[ Fall 2011 ]
Interview with John McDonough
John McDonough, HSPH professor of the practice of public health, was a senior adviser on the U.S. Senate committee responsible for developing the Patient Protection and Affordable Care Act, the landmark health care reform plan that President Barack Obama signed into law in March 2010. A former Massachusetts state legislator and executive director of the advocacy group Health Care for All, McDonough recently spoke with the Review about the revolutionary law, which he compares to the Social Security Act of 1935 and the Medicare and Medicaid Act of 1965. His new book is Inside National Health Reform.
Q: What are the biggest myths and misconceptions about the Patient Protection and Affordable Care Act?

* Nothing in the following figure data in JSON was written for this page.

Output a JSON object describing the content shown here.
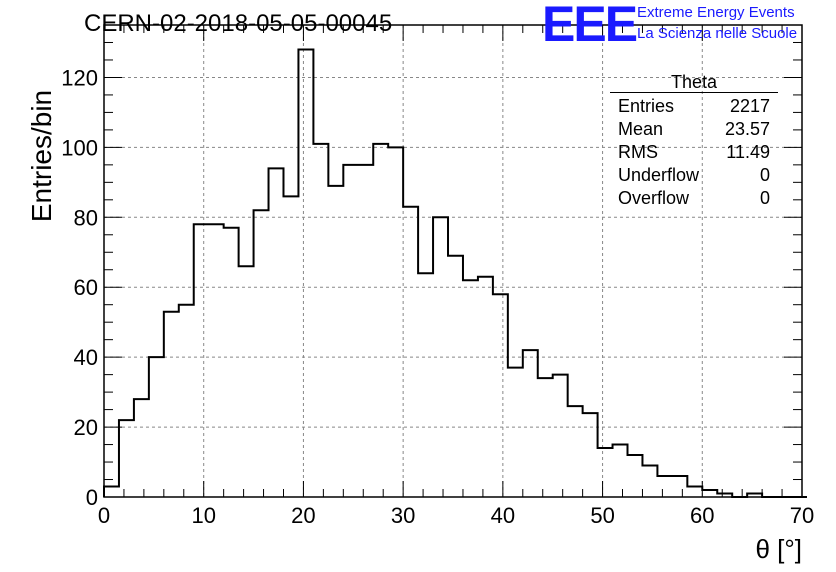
{
  "header": {
    "title": "CERN-02-2018-05-05-00045",
    "logo_text": "EEE",
    "logo_line1": "Extreme Energy Events",
    "logo_line2": "La Scienza nelle Scuole"
  },
  "stats": {
    "title": "Theta",
    "rows": [
      {
        "label": "Entries",
        "value": "2217"
      },
      {
        "label": "Mean",
        "value": "23.57"
      },
      {
        "label": "RMS",
        "value": "11.49"
      },
      {
        "label": "Underflow",
        "value": "0"
      },
      {
        "label": "Overflow",
        "value": "0"
      }
    ]
  },
  "colors": {
    "logo": "#1a1aff",
    "grid": "#888888",
    "line": "#000000"
  },
  "chart_data": {
    "type": "histogram",
    "xlabel": "θ [°]",
    "ylabel": "Entries/bin",
    "xlim": [
      0,
      70
    ],
    "ylim": [
      0,
      135
    ],
    "bin_width": 1.5,
    "x_ticks": [
      0,
      10,
      20,
      30,
      40,
      50,
      60,
      70
    ],
    "y_ticks": [
      0,
      20,
      40,
      60,
      80,
      100,
      120
    ],
    "grid": true,
    "legend": "top-right",
    "values": [
      3,
      22,
      28,
      40,
      53,
      55,
      78,
      78,
      77,
      66,
      82,
      94,
      86,
      128,
      101,
      89,
      95,
      95,
      101,
      100,
      83,
      64,
      80,
      69,
      62,
      63,
      58,
      37,
      42,
      34,
      35,
      26,
      24,
      14,
      15,
      12,
      9,
      6,
      6,
      3,
      2,
      1,
      0,
      1,
      0,
      0,
      0
    ]
  }
}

A: A significant number of people believe that there are death panels in the law. And many believe that when the big expansions and the individual mandate take effect in 2014, they are going to have to give up their employer-sponsored insurance and buy individual coverage on their own. Both assumptions are absolutely untrue.

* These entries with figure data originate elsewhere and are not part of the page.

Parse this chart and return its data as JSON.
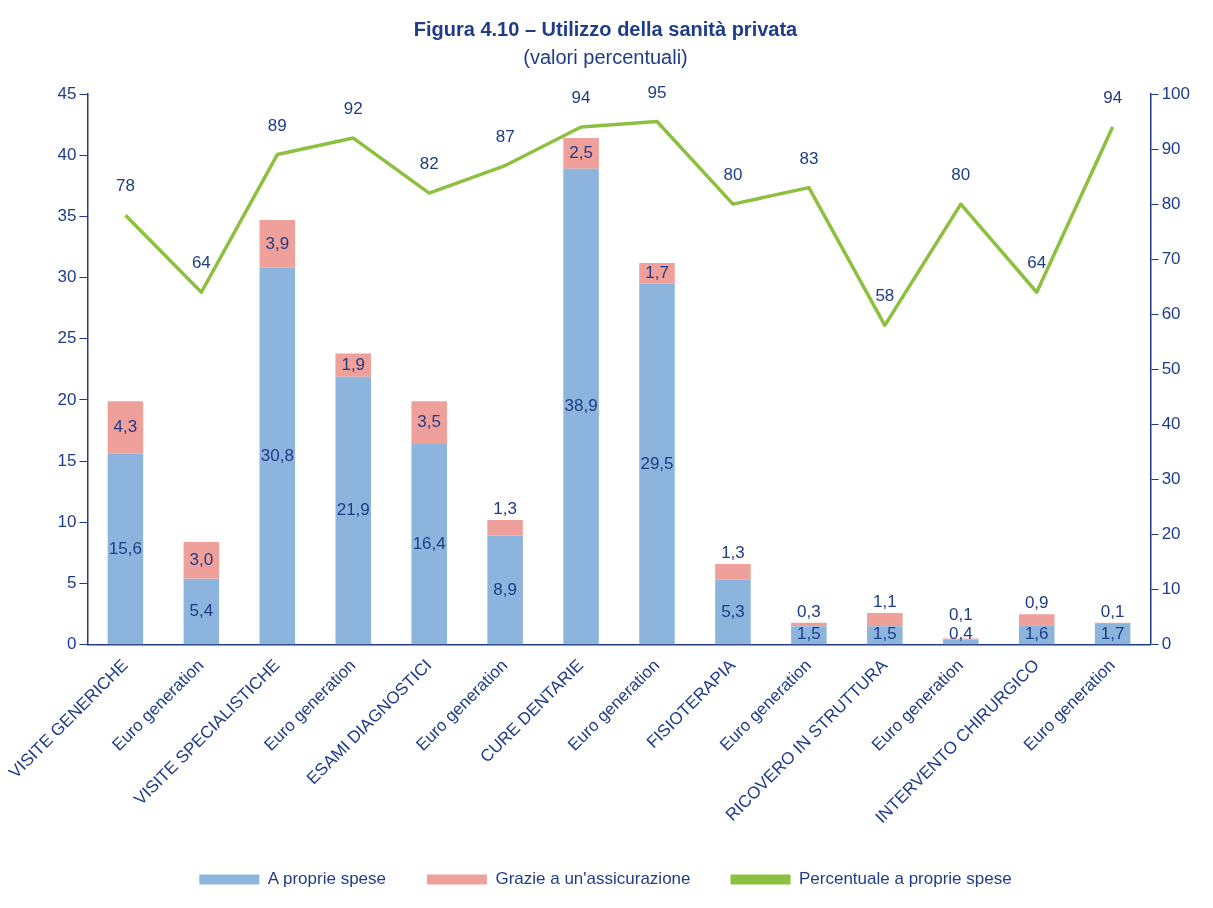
{
  "chart_data": {
    "type": "bar",
    "title": "Figura 4.10 – Utilizzo della sanità privata",
    "subtitle": "(valori percentuali)",
    "stacked": true,
    "categories": [
      "VISITE GENERICHE",
      "Euro generation",
      "VISITE SPECIALISTICHE",
      "Euro generation",
      "ESAMI DIAGNOSTICI",
      "Euro generation",
      "CURE DENTARIE",
      "Euro generation",
      "FISIOTERAPIA",
      "Euro generation",
      "RICOVERO IN STRUTTURA",
      "Euro generation",
      "INTERVENTO CHIRURGICO",
      "Euro generation"
    ],
    "series": [
      {
        "name": "A proprie spese",
        "color": "#8db4dc",
        "values": [
          15.6,
          5.4,
          30.8,
          21.9,
          16.4,
          8.9,
          38.9,
          29.5,
          5.3,
          1.5,
          1.5,
          0.4,
          1.6,
          1.7
        ],
        "value_labels": [
          "15,6",
          "5,4",
          "30,8",
          "21,9",
          "16,4",
          "8,9",
          "38,9",
          "29,5",
          "5,3",
          "1,5",
          "1,5",
          "0,4",
          "1,6",
          "1,7"
        ]
      },
      {
        "name": "Grazie a un'assicurazione",
        "color": "#f0a09a",
        "values": [
          4.3,
          3.0,
          3.9,
          1.9,
          3.5,
          1.3,
          2.5,
          1.7,
          1.3,
          0.3,
          1.1,
          0.1,
          0.9,
          0.1
        ],
        "value_labels": [
          "4,3",
          "3,0",
          "3,9",
          "1,9",
          "3,5",
          "1,3",
          "2,5",
          "1,7",
          "1,3",
          "0,3",
          "1,1",
          "0,1",
          "0,9",
          "0,1"
        ]
      },
      {
        "name": "Percentuale a proprie spese",
        "type": "line",
        "axis": "y2",
        "color": "#8dc03f",
        "marker": "none",
        "values": [
          78,
          64,
          89,
          92,
          82,
          87,
          94,
          95,
          80,
          83,
          58,
          80,
          64,
          94
        ],
        "value_labels": [
          "78",
          "64",
          "89",
          "92",
          "82",
          "87",
          "94",
          "95",
          "80",
          "83",
          "58",
          "80",
          "64",
          "94"
        ]
      }
    ],
    "ylim": [
      0,
      45
    ],
    "yticks": [
      0,
      5,
      10,
      15,
      20,
      25,
      30,
      35,
      40,
      45
    ],
    "y2lim": [
      0,
      100
    ],
    "y2ticks": [
      0,
      10,
      20,
      30,
      40,
      50,
      60,
      70,
      80,
      90,
      100
    ],
    "grid": false,
    "legend": "bottom"
  }
}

Q: How does American public opinion break down on health care reform?
A: About half of the public—mainly Republicans—says that the law should either be completely repealed or substantially repealed. About half—mainly Democrats—says the law should be kept as is or strengthened.
Q: Does that suggest Americans have different core beliefs about the issue?

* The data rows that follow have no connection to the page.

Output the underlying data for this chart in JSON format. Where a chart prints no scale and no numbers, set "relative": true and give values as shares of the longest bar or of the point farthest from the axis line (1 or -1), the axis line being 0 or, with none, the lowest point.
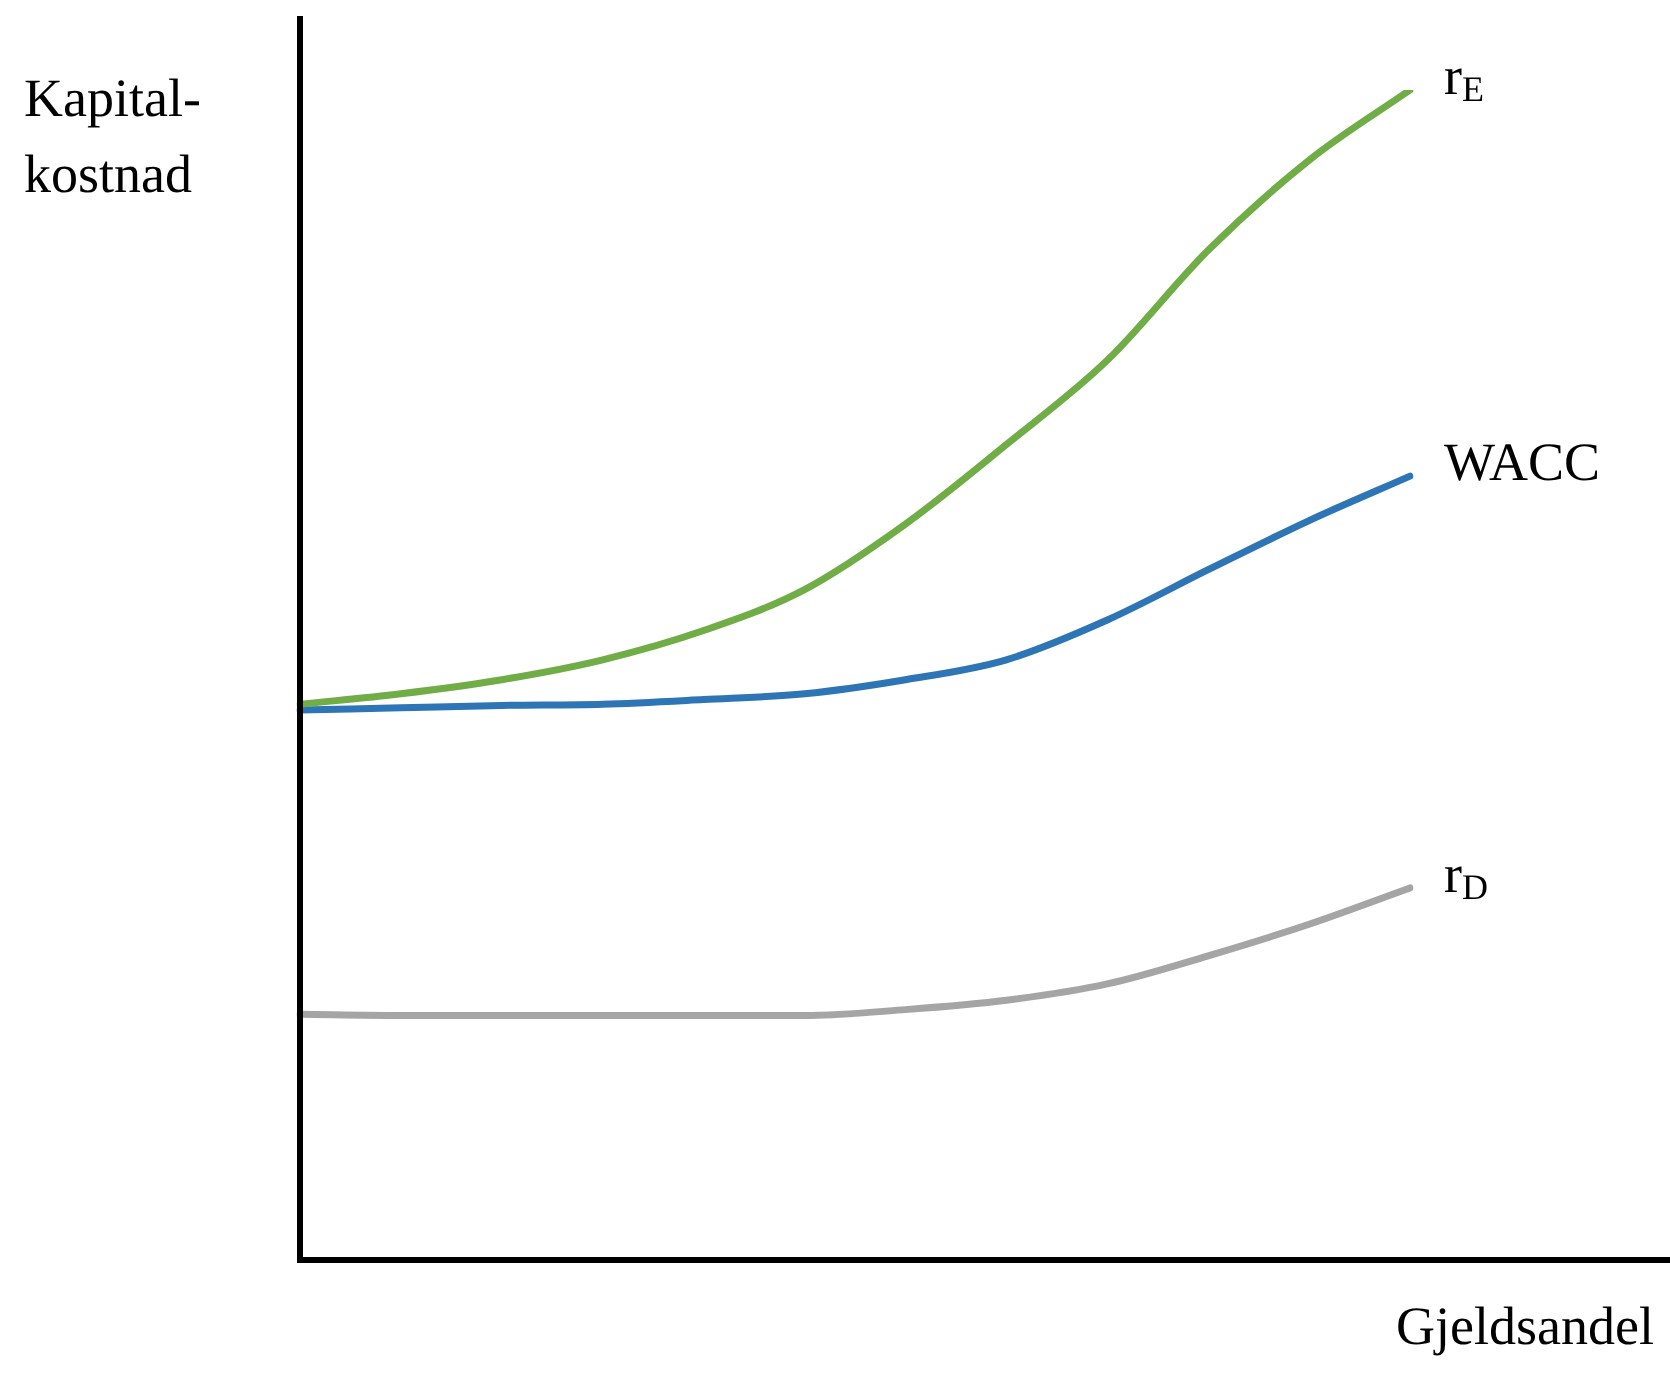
{
  "chart_data": {
    "type": "line",
    "relative": true,
    "ylabel": "Kapital-kostnad",
    "xlabel": "Gjeldsandel",
    "categories": [
      null,
      null,
      null,
      null,
      null,
      null,
      null,
      null,
      null,
      null,
      null,
      null
    ],
    "series": [
      {
        "name": "r$_{E}$",
        "color": "#70ad47",
        "values": [
          0.475,
          0.484,
          0.496,
          0.513,
          0.538,
          0.573,
          0.629,
          0.697,
          0.769,
          0.863,
          0.94,
          1
        ]
      },
      {
        "name": "WACC",
        "color": "#2e75b6",
        "values": [
          0.47,
          0.472,
          0.474,
          0.475,
          0.479,
          0.484,
          0.496,
          0.513,
          0.547,
          0.59,
          0.632,
          0.67
        ]
      },
      {
        "name": "r$_{D}$",
        "color": "#a5a5a5",
        "values": [
          0.21,
          0.209,
          0.209,
          0.209,
          0.209,
          0.209,
          0.214,
          0.222,
          0.236,
          0.26,
          0.287,
          0.318
        ]
      }
    ]
  }
}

A: There is a broad shared sense—actually, bipartisan—that we spend much more on health care services than we would need to if we had an efficient, effective health care system. The difference is how to do that. For example, Democrats wanted to reduce Medicare spending by $450 billion over ten years and use those proceeds to pay for expanding coverage to the uninsured. Republicans don’t mind cutting Medicare by $450 billion—but they wanted to use the money for tax cuts. It’s not an argument over facts or data. It’s an argument, fundamentally, over values.
Q: How did health care spending spin out of control?
A: If you go back to before the 1980s and look internationally at health spending as a percentage of gross national product, you find that the United States is expensive—but bunched among the leading nations. Not until the early 1980s did we become an outlier. We took off and grew at a much faster clip than all of the other industrialized countries.
That may be because, in the 1980s, the U.S. embraced with gusto this ethos that market competition would fix our health care system. At the state and federal levels, we abandoned different kinds of regulation and instead embraced “competition.” The idea was that it would drive down costs and create better value. But it didn’t.
Q: In your mind, what’s the best health care system in the world?
A: My best of all possible worlds is something like the French system. In terms of public satisfaction, the French are near the top. They spend only about 10 percent of their national income on health care services—very reasonable, by international standards. It’s one of the most effective and efficient and high-quality systems in the world. Everybody is covered. There is complete choice of providers. And even though France spends a lot less money per person than we do, they have more physicians, more hospitals, and more hospital beds per capita. Like many other national health care systems that work, the French system is coherent and cohesive in terms of its financing, workforce planning, access to care, and accountability. All those parts work together toward the common goal of delivering quality health care.
Q: How will we pay for the new national law?
A: The law gets paid mostly through two buckets. One bucket is ten years of changes in the Medicare program, which is going to generate about $450 billion in savings to the Federal Treasury. For example, the hospital industry agreed to give up $155 billion in revenue that they would otherwise obtain from the Medicare program—they figured that if insurance coverage went up in the U.S., they would eventually recoup the loss. Same deal with the home health industry and others. The other bucket is new taxes and assessments on higher-income individuals, new fees on pharmaceutical companies and medical device makers, and a fee on insurance companies.
Q: What’s an especially effective provision in the new law?
A: One of my favorite provisions in the law is a 10 percent tax on the use of indoor tanning services. When Senate Majority Leader Harry Reid brought out his version of the bill, initially there was no indoor tanning tax. Instead, there was a tax on elective cosmetic surgery that became known as the “Bo-Tax.” It was met with shrieks of anger from many consumers—particularly women—who felt that it was discriminatory, as well as strong opposition from the American Society of Dermatologists.
In the final version, the “Bo-Tax” was removed. At the last minute, the Senate substituted a tax on indoor tanning services. In recent years, we’ve seen an explosion in skin cancer diagnoses such as melanoma, especially among women between the ages of 15 and 35. From a public health standpoint, that’s one of the most defensible measures in the law.
Thea Singer is a Boston-based science journalist and author.